From the reviews:
“This compilation of ten accounts … sheds light on how amateur watchers used open intelligence sources to shed light on the Soviet space program. Collectively, the writings help readers understand this realm of Soviet studies up to the early 1990s. … The accounts thus offer both insights and anecdotes but double as autobiographical sketches by combining elements of diaries, travel logs, and social histories. … Summing Up: Recommended. Space history collections, upper-division undergraduates and above, general readers.” (G. P. de Syon, Choice, Vol. 50 (11), August, 2013)
“A network of amateur sleuths, scattered throughout the world, attempted to penetrate the veil of secrecy and eventually succeeded. ‘Cold War Space Sleuths: The Untold Secrets of the Soviet Space Program,’ edited by Dominic Phelan, tells their stories. … For those interested in space history and the space race, ‘Cold War Space Sleuths’ will offer a fresh and innovative perspective. It recaptures the excitement of the era through the eyes of enthusiastic researchers.” (Mark Lardas, The Galveston County Daily News, March, 2013)
“This book … is a fascinating collection of memories of space sleuths, those self-defined individuals who throughout the Cold War era (and beyond) became dedicated amateur observers of the Soviet space program. … For anyone interested in space history, this provides a detailed overview of those tenacious individuals at the end of the 20th century who dedicated their lives to opening up information for the general public.” (James T. Andrews, Quest: The History of Spaceflight, Vol. 20 (3), 2013)
From the Back Cover
Cold War Space Sleuths reads like a Cold War espionage novel, but the reality of the story about the dedicated amateur observers bent on finding out about Soviet spaceflight during the Cold War is just as exciting and absorbing. Told in the sleuth's own words, each chapter unfolds a piece of the hidden history of what was happening behind the Iron Curtain.

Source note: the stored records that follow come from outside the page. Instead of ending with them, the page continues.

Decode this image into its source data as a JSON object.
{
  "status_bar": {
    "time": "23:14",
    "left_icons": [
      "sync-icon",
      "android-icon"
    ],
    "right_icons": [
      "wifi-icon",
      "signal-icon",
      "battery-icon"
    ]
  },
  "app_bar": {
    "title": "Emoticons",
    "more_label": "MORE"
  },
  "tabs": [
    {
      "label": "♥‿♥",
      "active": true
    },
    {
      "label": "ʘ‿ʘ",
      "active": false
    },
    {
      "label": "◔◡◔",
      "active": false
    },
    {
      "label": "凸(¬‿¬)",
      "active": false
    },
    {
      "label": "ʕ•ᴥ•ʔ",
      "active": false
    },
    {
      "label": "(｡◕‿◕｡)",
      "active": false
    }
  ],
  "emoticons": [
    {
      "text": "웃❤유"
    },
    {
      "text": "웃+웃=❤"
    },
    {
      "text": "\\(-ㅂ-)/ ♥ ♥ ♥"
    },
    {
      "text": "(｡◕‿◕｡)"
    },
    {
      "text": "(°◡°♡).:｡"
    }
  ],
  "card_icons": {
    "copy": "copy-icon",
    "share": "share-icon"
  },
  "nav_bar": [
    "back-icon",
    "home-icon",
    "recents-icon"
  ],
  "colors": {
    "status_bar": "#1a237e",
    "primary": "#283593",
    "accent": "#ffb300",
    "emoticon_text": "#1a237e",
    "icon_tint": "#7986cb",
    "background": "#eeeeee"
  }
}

Coming from all over the world, including Russia itself, the amateur spies give first-hand accounts of often-forgotten aspects of the Cold War space race. Amongst others, their stories include:
- the history of the Kettering Group;
- looking inside the Russian archives;
- unsolved mysteries, such as why cosmonauts were airbrushed out of the official archives;
- reading between the lines of the Soviet media;
- the impact of Gorbachev's glasnost on sleuthing;
- new research, including chapters by James Oberg, Asif Siddiqi, and Bart Hendrickx.